Ganz ohne Comic oder Zeichentrick könnte er sich weder sein Leben noch Japan vorstellen. „Wir Japaner arbeiten lang und hart. Da brauchen wir etwas Abwechslung. Mit Anime ist die manchmal schrill, aber das ist der richtige Kontrast zum straffen Alltag“, sagt er. So lesen auch Suzukis Eltern Mangas, wie in vielen japanischen Familien. Die Mutter erfreut sich an folkloristischen Themen, die sie an ihre Kindheit erinnern, als in Japan Fernseher eine Innovation waren und noch nicht ganz Tokio voller Wolkenkratzer war. Der Vater hingegen liest gern historische Mangas, die sich entweder mit dem Zweiten Weltkrieg oder den Epochen Japans vor dieser Zeit beschäftigen. „So war für mich als Kind auch immer etwas Lehrreiches im Regal zu finden“, sagt Daichi Suzuki.

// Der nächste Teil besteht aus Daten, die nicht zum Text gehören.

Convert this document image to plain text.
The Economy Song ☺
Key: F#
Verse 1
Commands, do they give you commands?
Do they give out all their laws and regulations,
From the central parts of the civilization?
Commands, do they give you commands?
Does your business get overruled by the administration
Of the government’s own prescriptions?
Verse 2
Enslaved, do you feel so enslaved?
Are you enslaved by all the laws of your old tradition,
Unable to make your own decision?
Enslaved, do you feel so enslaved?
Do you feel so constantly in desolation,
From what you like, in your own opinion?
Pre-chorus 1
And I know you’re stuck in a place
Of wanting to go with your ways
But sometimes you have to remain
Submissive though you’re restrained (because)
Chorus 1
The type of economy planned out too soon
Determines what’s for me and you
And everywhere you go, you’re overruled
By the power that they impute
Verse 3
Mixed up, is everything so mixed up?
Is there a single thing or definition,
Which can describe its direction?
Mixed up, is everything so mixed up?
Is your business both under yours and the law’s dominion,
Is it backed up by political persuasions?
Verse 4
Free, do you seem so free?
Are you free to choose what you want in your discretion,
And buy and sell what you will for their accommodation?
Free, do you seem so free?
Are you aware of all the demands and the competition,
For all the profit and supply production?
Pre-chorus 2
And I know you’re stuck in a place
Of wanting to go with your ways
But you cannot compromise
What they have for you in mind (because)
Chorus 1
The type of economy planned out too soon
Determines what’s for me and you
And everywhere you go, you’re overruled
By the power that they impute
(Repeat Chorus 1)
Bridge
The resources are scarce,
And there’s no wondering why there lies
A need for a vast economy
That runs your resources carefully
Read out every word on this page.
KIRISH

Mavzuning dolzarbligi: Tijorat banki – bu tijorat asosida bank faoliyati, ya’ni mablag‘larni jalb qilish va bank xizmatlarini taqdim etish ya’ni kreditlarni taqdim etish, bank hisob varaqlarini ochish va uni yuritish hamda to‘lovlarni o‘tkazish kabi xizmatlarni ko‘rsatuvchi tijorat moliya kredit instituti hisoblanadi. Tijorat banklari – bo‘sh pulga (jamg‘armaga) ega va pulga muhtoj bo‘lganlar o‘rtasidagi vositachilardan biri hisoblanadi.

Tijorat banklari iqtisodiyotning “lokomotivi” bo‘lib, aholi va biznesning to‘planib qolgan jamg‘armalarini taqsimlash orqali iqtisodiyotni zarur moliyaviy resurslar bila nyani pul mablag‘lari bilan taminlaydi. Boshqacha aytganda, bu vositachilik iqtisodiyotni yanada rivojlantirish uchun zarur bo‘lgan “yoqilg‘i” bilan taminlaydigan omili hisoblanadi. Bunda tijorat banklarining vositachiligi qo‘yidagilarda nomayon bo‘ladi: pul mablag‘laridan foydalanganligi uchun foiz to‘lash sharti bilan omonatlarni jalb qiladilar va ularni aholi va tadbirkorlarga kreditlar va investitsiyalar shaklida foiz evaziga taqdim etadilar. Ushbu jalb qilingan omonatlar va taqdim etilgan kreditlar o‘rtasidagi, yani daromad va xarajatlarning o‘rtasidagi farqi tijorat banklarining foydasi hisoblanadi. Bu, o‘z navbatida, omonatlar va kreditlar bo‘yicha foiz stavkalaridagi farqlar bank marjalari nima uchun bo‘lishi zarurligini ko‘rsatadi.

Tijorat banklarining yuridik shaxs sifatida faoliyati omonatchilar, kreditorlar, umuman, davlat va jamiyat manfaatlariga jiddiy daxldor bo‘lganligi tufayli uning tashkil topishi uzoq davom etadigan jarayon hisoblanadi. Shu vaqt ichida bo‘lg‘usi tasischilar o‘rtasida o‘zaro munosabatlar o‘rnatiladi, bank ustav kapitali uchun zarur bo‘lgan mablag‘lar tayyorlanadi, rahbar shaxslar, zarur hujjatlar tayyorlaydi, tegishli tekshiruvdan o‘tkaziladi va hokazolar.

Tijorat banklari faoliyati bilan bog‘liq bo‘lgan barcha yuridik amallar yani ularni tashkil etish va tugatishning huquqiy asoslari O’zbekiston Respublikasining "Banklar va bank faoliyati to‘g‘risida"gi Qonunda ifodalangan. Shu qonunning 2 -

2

Folklore, Selbstfindung, Erotik

Einen Ausweg bieten Mangas und Animes auch in anderer Hinsicht. Ein nicht unbedeutender Anteil der Formate hat erotische oder pornografische Inhalte. Auch diese Mangas liegen im Supermarkt in Nakano auf und werden von Kunden durchgeblättert. Dabei haben diese sogenannten Hentai-Mangas ebenso oftmals nur bedingt realistische Züge, die in der Realität ungewöhnlich oder gar verboten wären. Teilweise fantastische Variationen von Hermaphroditen verkehren miteinander genauso wie Kinder.

Dass dieses Angebot daher rührt, dass bei lebensechten Pornos in Japan Geschlechtsteile zensiert werden müssen und die animierte Version daher einen Ersatz darstellt, glaubt Daichi Suzuki aber nicht. „Wer heutzutage unzensierte Pornografie sucht, bekommt diese ohnehin im Internet.“ Hingegen sei auch bei Hentai keineswegs ausgeschlossen, dass es nicht komplexe Handlungsstränge geben könne. So gehe es den Lesern nicht notgedrungen um sexuelle Inhalte, sondern manchmal etwa um Prozesse der persönlichen Selbstfindung oder Erforschung. Und auch hier steht am Ende der Geschichte oft eine Moral, der es zu folgen gilt.

So zieht es sich durch alle Konsumentengruppen. Für Kinder gibt es auch in Europa bekannte Geschichten wie Pokémon oder – in den Neunzigerjahren – Mila Superstar. Für Teenager und junge Erwachsene geht es um Fußball, den Kampf gegen das Böse oder Selbstfindung. Für Hausfrauen gibt es Folklore und für ältere Generationen historische Geschichten – die Aura des Trashigen haben in Japan hingegen andere Formate. „Ich schaue schon ganz gern ,Spiderman‘“, gesteht Daichi Suzuki. „Es ist ganz unterhaltsam. Aber anstrengen, damit ich die Handlung verstehe, musste ich mich da noch nie.“ Im Supermarkt wäre „Spiderman“ das Letzte, was er sich ansehen würde. Womöglich auch deswegen, weil andere Leute zusehen könnten. ■

("Die Presse", Print-Ausgabe, 12.01.2013)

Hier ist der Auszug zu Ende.